I'll Be You(46)
But Tamar didn’t answer her phone. She was probably still at the café, working the evening shift. When her voicemail picked up, I found myself leaving an entirely different message than I’d intended.
“Hey, Tamar. I know I’m supposed to be back at work on Friday, but I could use a few more days.” The waitress was walking back toward me, wine in one hand, corkscrew displayed like an offering in her palm. “There’s a lot going on here and I just feel like I’m…needed.” Even if my mother doesn’t agree, I thought. I hung up.
I let the waitress pour me a glass.
The wine tasted like cherries and leather on my tongue. My whole mouth was on fire, every taste bud lighting up, awakened from a year of dull dormancy. I pushed aside the nagging voice—what are you doing, you’ve been triggered, you were doing so well, you’re proving that your mother was right not to trust you, show some self-control—and took another sip. And then another, until the smooth oblivion of a wine buzz pushed the self-doubt further and further under the surface and all that was left was This is fine. You’ve earned this. It’s just a little wine.
A few glasses in, it occurred to me that I was drinking alone, which was the most dangerous kind of drinking—the kind of drinking that had, in the past, led to regrettable acts of pathetic desperation. If I was going to fall off the wagon tonight, I wanted it to be fun. I needed a companion, and the only one I could think of was Caleb. Which seemed like a great idea until I remembered that he was supposed to be sober.
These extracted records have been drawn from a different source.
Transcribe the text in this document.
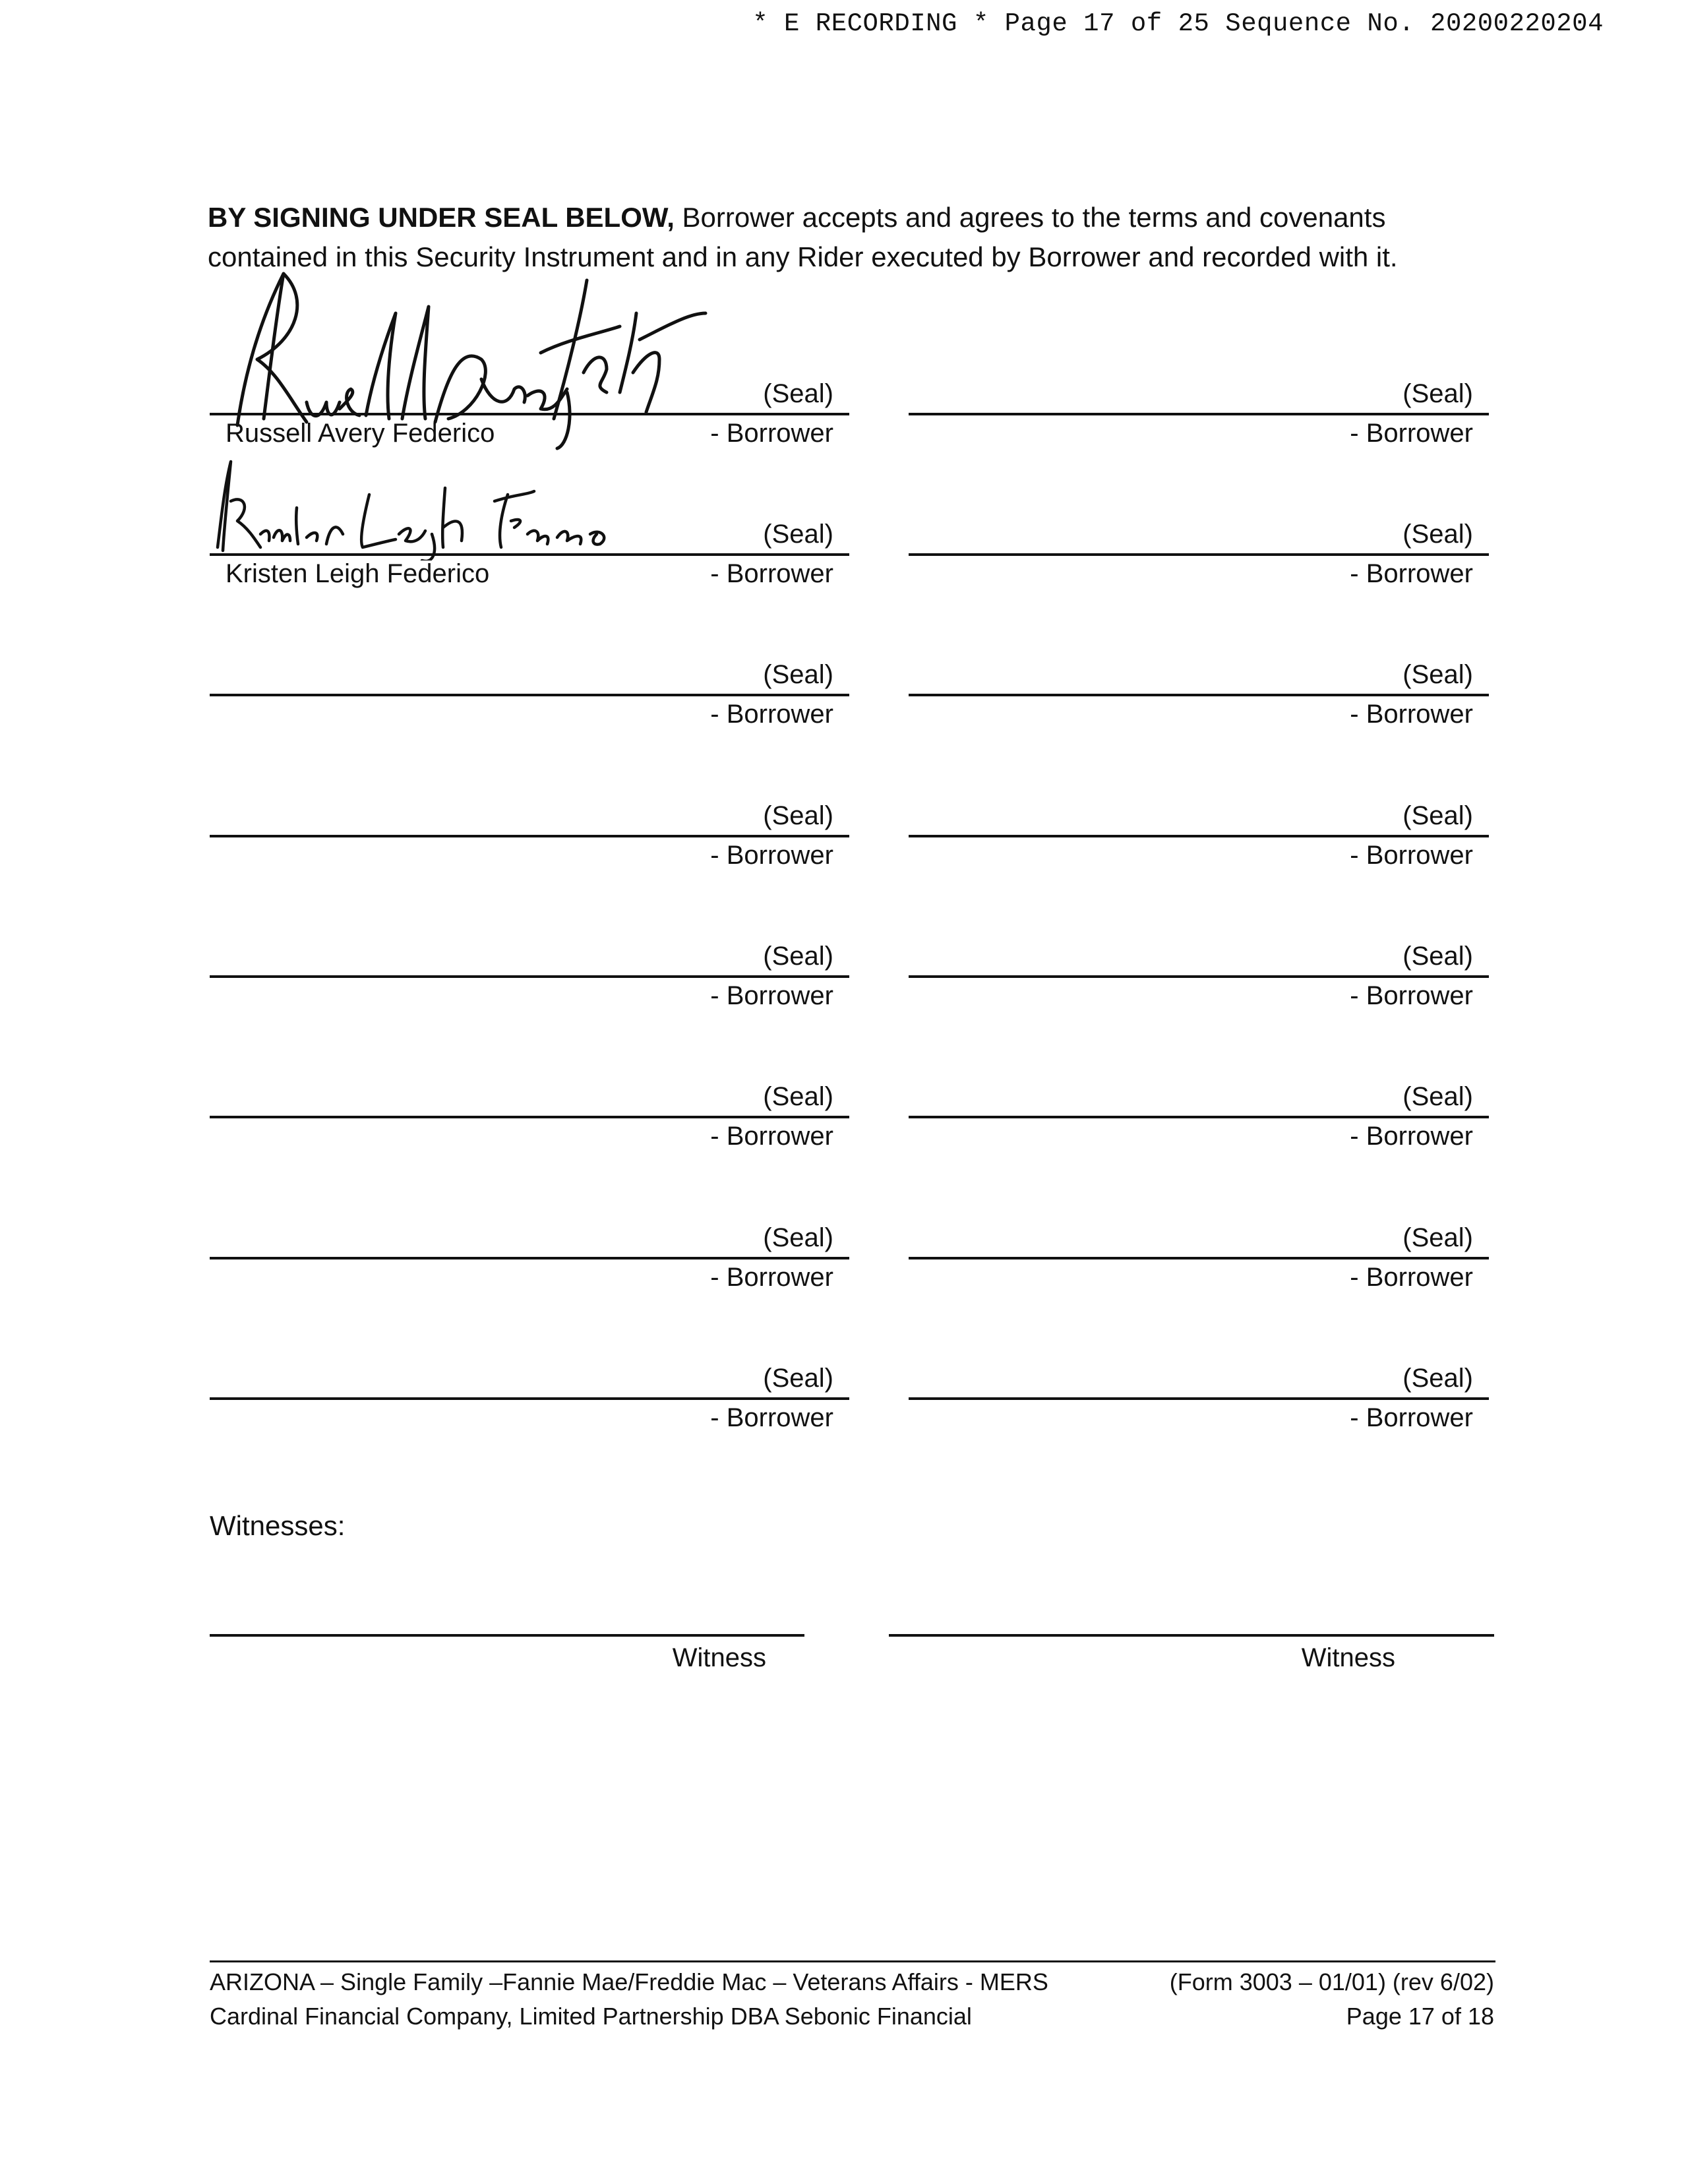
* E RECORDING * Page 17 of 25 Sequence No. 20200220204
BY SIGNING UNDER SEAL BELOW, Borrower accepts and agrees to the terms and covenants contained in this Security Instrument and in any Rider executed by Borrower and recorded with it.
(Seal)
- Borrower
Russell Avery Federico
(Seal)
- Borrower
(Seal)
- Borrower
Kristen Leigh Federico
(Seal)
- Borrower
(Seal)
- Borrower
(Seal)
- Borrower
(Seal)
- Borrower
(Seal)
- Borrower
(Seal)
- Borrower
(Seal)
- Borrower
(Seal)
- Borrower
(Seal)
- Borrower
(Seal)
- Borrower
(Seal)
- Borrower
(Seal)
- Borrower
(Seal)
- Borrower
Witnesses:
Witness	Witness
ARIZONA – Single Family –Fannie Mae/Freddie Mac – Veterans Affairs - MERS
Cardinal Financial Company, Limited Partnership DBA Sebonic Financial
(Form 3003 – 01/01) (rev 6/02)
Page 17 of 18
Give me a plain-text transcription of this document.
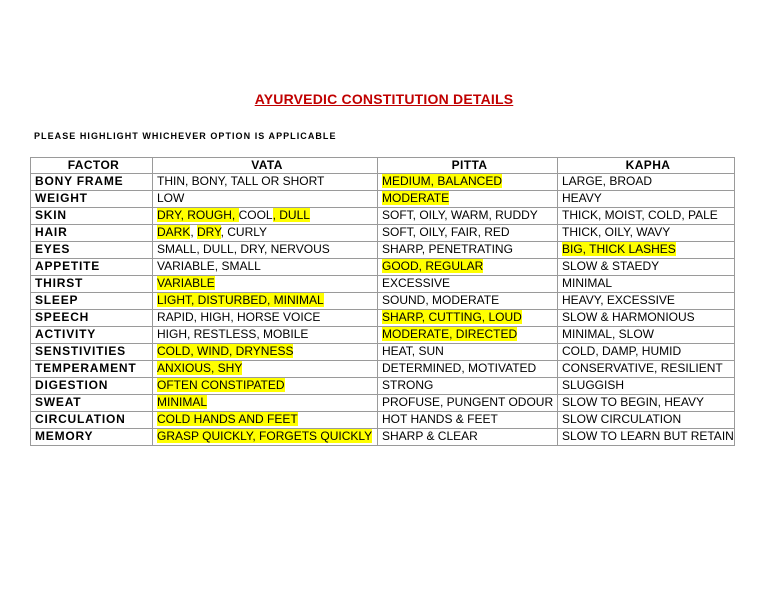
AYURVEDIC CONSTITUTION DETAILS
PLEASE HIGHLIGHT WHICHEVER OPTION IS APPLICABLE
FACTOR	VATA	PITTA	KAPHA
BONY FRAME	THIN, BONY, TALL OR SHORT	MEDIUM, BALANCED	LARGE, BROAD
WEIGHT	LOW	MODERATE	HEAVY
SKIN	DRY, ROUGH, COOL, DULL	SOFT, OILY, WARM, RUDDY	THICK, MOIST, COLD, PALE
HAIR	DARK, DRY, CURLY	SOFT, OILY, FAIR, RED	THICK, OILY, WAVY
EYES	SMALL, DULL, DRY, NERVOUS	SHARP, PENETRATING	BIG, THICK LASHES
APPETITE	VARIABLE, SMALL	GOOD, REGULAR	SLOW & STAEDY
THIRST	VARIABLE	EXCESSIVE	MINIMAL
SLEEP	LIGHT, DISTURBED, MINIMAL	SOUND, MODERATE	HEAVY, EXCESSIVE
SPEECH	RAPID, HIGH, HORSE VOICE	SHARP, CUTTING, LOUD	SLOW & HARMONIOUS
ACTIVITY	HIGH, RESTLESS, MOBILE	MODERATE, DIRECTED	MINIMAL, SLOW
SENSTIVITIES	COLD, WIND, DRYNESS	HEAT, SUN	COLD, DAMP, HUMID
TEMPERAMENT	ANXIOUS, SHY	DETERMINED, MOTIVATED	CONSERVATIVE, RESILIENT
DIGESTION	OFTEN CONSTIPATED	STRONG	SLUGGISH
SWEAT	MINIMAL	PROFUSE, PUNGENT ODOUR	SLOW TO BEGIN, HEAVY
CIRCULATION	COLD HANDS AND FEET	HOT HANDS & FEET	SLOW CIRCULATION
MEMORY	GRASP QUICKLY, FORGETS QUICKLY	SHARP & CLEAR	SLOW TO LEARN BUT RETAIN
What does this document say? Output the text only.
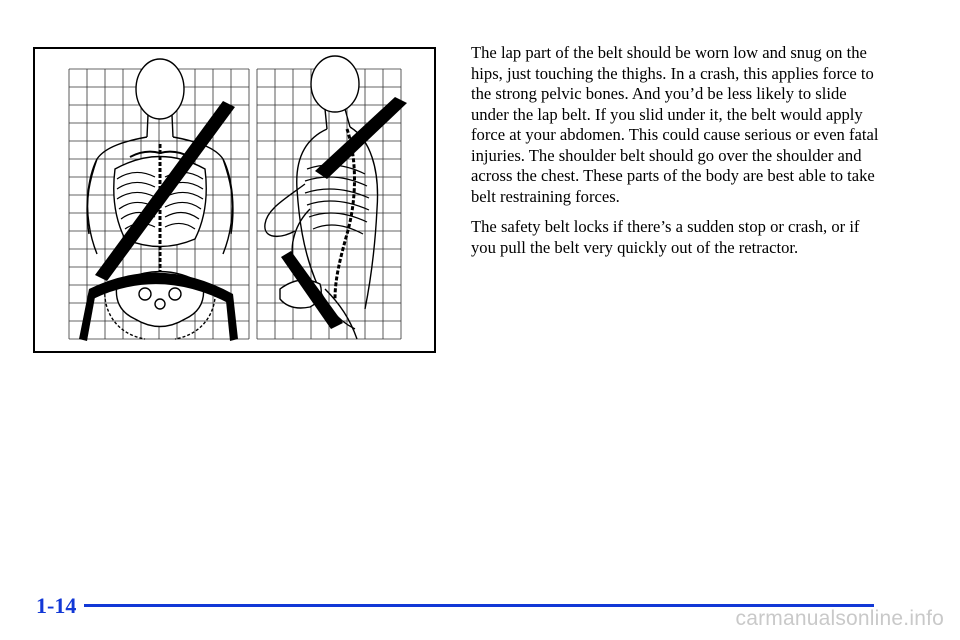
The lap part of the belt should be worn low and snug on the hips, just touching the thighs. In a crash, this applies force to the strong pelvic bones. And you’d be less likely to slide under the lap belt. If you slid under it, the belt would apply force at your abdomen. This could cause serious or even fatal injuries. The shoulder belt should go over the shoulder and across the chest. These parts of the body are best able to take belt restraining forces.

The safety belt locks if there’s a sudden stop or crash, or if you pull the belt very quickly out of the retractor.

1-14
carmanualsonline.info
I called him anyway. He answered on the first ring, and sounded happy enough to hear from me, until I told him where I was.
“I’m at an Italian restaurant by myself and I’m about to order another bottle of wine,” I said to him.
There was silence on the other end of the line. “Another?”
“The last bottle was pinot. Not sure what this one’s going to be. A cabernet. Maybe something with bubbles.”
“I see.” He sounded amused. Or maybe he sounded concerned. I couldn’t quite tell. “Are you going to drink it?”
“No, I’m just going to stare at it for a while, I think.” The words slid on my tongue, fuzzed with tannins. My flippant act wasn’t at all convincing.
“I think I should come join you,” he said, which of course was what I’d been hoping for all along.
* * *
—
By the time Caleb walked in the door, I had finished off the pinot and the waitress was returning with a Lambrusco that she’d advertised as having “perfect effervescence.” He stood in the front of the restaurant, studying the tables, jiggling up and down in his shoes. The shoes were leather, and he was wearing a button-down shirt with fresh iron marks in it. He’d dressed up for me, which made me feel warm in my fingertips, although maybe that was just the alcohol.
I waved him over. “You clean up nice,” I said.
His ears went pink as he slid into the chair across from me. “Sorry it took me so long. I had to hunt down a sitter.”
“You were with Mae tonight?” A mix of emotions knocked at my chest. Guilt, that I’d dragged him away from his daughter. Delight, that he’d go through the effort for me. Concern, that perhaps his reason for going through the effort was not that he wanted to hang out with me but because he thought it was his duty.
He shrugged. “It sounded like you needed company.”
I arched an eyebrow. “Are you here to save me from myself?”
The waitress had arrived with the bottle of wine and he let her pour him a glass. “So, not here to save me from myself, apparently.”
“It looks like that ship has sailed.”
I twirled the stem of the glass of wine in my hand, sloshing Lambrusco across the tablecloth. “Ah, but how far will it sail is the question?”
“I’m not here to lecture you,” he said. “I’m here to make sure you don’t get yourself into too much trouble.”
I pointed at his glass of wine. “And are you going to get yourself into trouble? I thought you’d been sober for years. I didn’t realize it would be so easy to knock you off your pedestal.”
“I still drink a glass of wine on occasion. The difference is that now I know how to stop.”
I took a sip of the Lambrusco, which was perfectly effervescent. It lit up one side of my brain, even as the other was starting to feel troublesomely fuzzy. “And how do you know when to stop?”
“God tells me.”
He said it so simply that I assumed he was deadpanning, but he looked back at me with clear blue eyes and the laughter died in my throat. “You believe in all that higher power stuff in AA? Because I always skipped over that step.”
“My sponsor was a believer. At first I just did the prayers with him because that’s what you’re supposed to do, right? Go through the motions until it sticks? But then I realized that it was really helping.” He took a modest sip of his wine. “The thing is, I like to believe that there’s something out there keeping me company as I go through my life, nudging me in the right direction. It’s a lot less lonely than believing you’re all by yourself, right? It makes me feel responsible to something bigger than me.”
“As in God, the supernatural authority figure in the sky?”